Whether it is escapism via a book, a laydown with your beloved, a hot beverage, a bath, a creative outlet- turn into, and inwards, to your love(s), if for nothing more than to recharge and get back to.
xxx
I have never considered myself to be much of a poetry writer and I am positive I have confessed this in the past as well. That being said, when I recount all of the things, especially almost everything I have written about/for my children, I do find that most are poetic. I like this. I like learning new formats, new-to-me styles, the fact that I have unknowingly been writing poetry. Some of the pieces I return to have not only been poems all along but some of my most treasured work. Today in my workshop (Undercurrent) we discussed poems with a common thread, or poems that have the title somehow, somewhere, couched into the poem itself. I have been resistant to titling anything, ever, for always. I do not enjoy it, I find it challenging to do, but after reading/dissecting several poems with this common theme read: thread, I found myself itching to write in this way and I am glad I did. Below is a titled poem I wrote during our writing-time portion of the workshop. I hope it touches you the same ways it tickled me to write.
Where To Find Divinity
In between seasonal sheets with your beloved. A March afternoon when I watched him thumb his mother’s name on the inside of his wrist. New York City in June over champagne and oysters. Witnessing a first and last breath. Combing through gender with a wide tooth comb. Being someone’s safety. Eating with gusto in public as a fat femme. What I know now to be my last first kiss. Tucking in a toddler who sees you as The Sun. Trans community. Watching children in the snow. Frisson. Literally holding your lineage.

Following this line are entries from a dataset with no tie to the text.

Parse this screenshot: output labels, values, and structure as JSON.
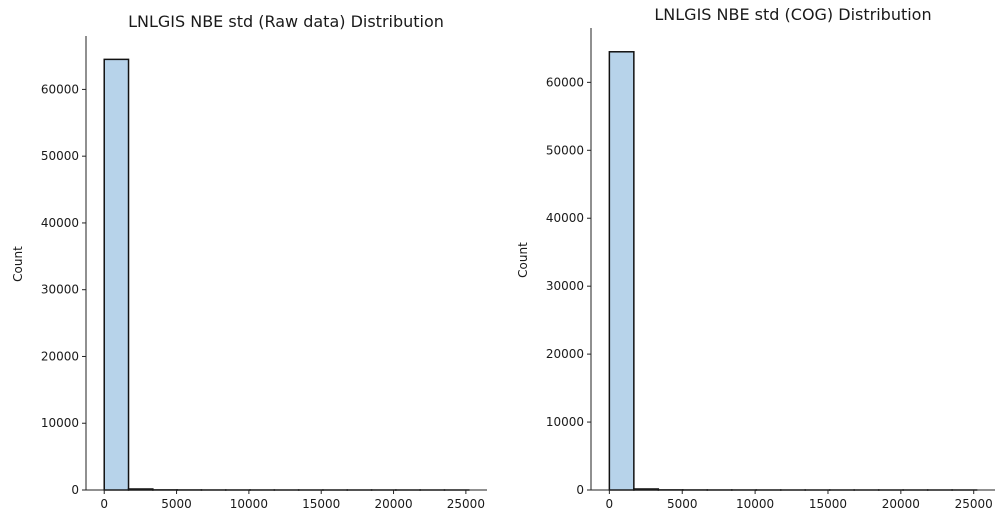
{
  "chart_data": [
    {
      "type": "bar",
      "title": "LNLGIS NBE std (Raw data) Distribution",
      "xlabel": "",
      "ylabel": "Count",
      "xlim": [
        -1260,
        26460
      ],
      "ylim": [
        0,
        68000
      ],
      "x_ticks": [
        0,
        5000,
        10000,
        15000,
        20000,
        25000
      ],
      "y_ticks": [
        0,
        10000,
        20000,
        30000,
        40000,
        50000,
        60000
      ],
      "bins": [
        {
          "start": 0,
          "end": 1680,
          "count": 64500
        },
        {
          "start": 1680,
          "end": 3360,
          "count": 150
        },
        {
          "start": 3360,
          "end": 5040,
          "count": 20
        },
        {
          "start": 5040,
          "end": 6720,
          "count": 10
        },
        {
          "start": 6720,
          "end": 8400,
          "count": 5
        },
        {
          "start": 8400,
          "end": 10080,
          "count": 4
        },
        {
          "start": 10080,
          "end": 11760,
          "count": 3
        },
        {
          "start": 11760,
          "end": 13440,
          "count": 2
        },
        {
          "start": 13440,
          "end": 15120,
          "count": 2
        },
        {
          "start": 15120,
          "end": 16800,
          "count": 1
        },
        {
          "start": 16800,
          "end": 18480,
          "count": 1
        },
        {
          "start": 18480,
          "end": 20160,
          "count": 1
        },
        {
          "start": 20160,
          "end": 21840,
          "count": 1
        },
        {
          "start": 21840,
          "end": 23520,
          "count": 1
        },
        {
          "start": 23520,
          "end": 25200,
          "count": 1
        }
      ],
      "bar_color": "#b7d3ea",
      "edge_color": "#111111",
      "grid": false
    },
    {
      "type": "bar",
      "title": "LNLGIS NBE std (COG) Distribution",
      "xlabel": "",
      "ylabel": "Count",
      "xlim": [
        -1260,
        26460
      ],
      "ylim": [
        0,
        68000
      ],
      "x_ticks": [
        0,
        5000,
        10000,
        15000,
        20000,
        25000
      ],
      "y_ticks": [
        0,
        10000,
        20000,
        30000,
        40000,
        50000,
        60000
      ],
      "bins": [
        {
          "start": 0,
          "end": 1680,
          "count": 64500
        },
        {
          "start": 1680,
          "end": 3360,
          "count": 150
        },
        {
          "start": 3360,
          "end": 5040,
          "count": 20
        },
        {
          "start": 5040,
          "end": 6720,
          "count": 10
        },
        {
          "start": 6720,
          "end": 8400,
          "count": 5
        },
        {
          "start": 8400,
          "end": 10080,
          "count": 4
        },
        {
          "start": 10080,
          "end": 11760,
          "count": 3
        },
        {
          "start": 11760,
          "end": 13440,
          "count": 2
        },
        {
          "start": 13440,
          "end": 15120,
          "count": 2
        },
        {
          "start": 15120,
          "end": 16800,
          "count": 1
        },
        {
          "start": 16800,
          "end": 18480,
          "count": 1
        },
        {
          "start": 18480,
          "end": 20160,
          "count": 1
        },
        {
          "start": 20160,
          "end": 21840,
          "count": 1
        },
        {
          "start": 21840,
          "end": 23520,
          "count": 1
        },
        {
          "start": 23520,
          "end": 25200,
          "count": 1
        }
      ],
      "bar_color": "#b7d3ea",
      "edge_color": "#111111",
      "grid": false
    }
  ]
}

Yesterday in the shower with him.
What is divinity if not to be witnessed.
Witness me.
On this note, and as always, thank you for being here and thank you for witnessing me.
Biggest love,
AT
Currently reading: other people’s poetry which I love like this one- Places with Terrible Wi-Fi by J. Estanislao Lopez
Currently cooking: I think I’ll make a lemony/light pasta with lots of garlic, broccoli, and ricotta with chicken for dinner. We need a micronutrient.
Cooking listening to: Anaya is rearranging the living room in order to make room for the Christmas tree. Naturally, I will be putting on Nat King Cole’s Christmas vinyl as soon as I’m done here.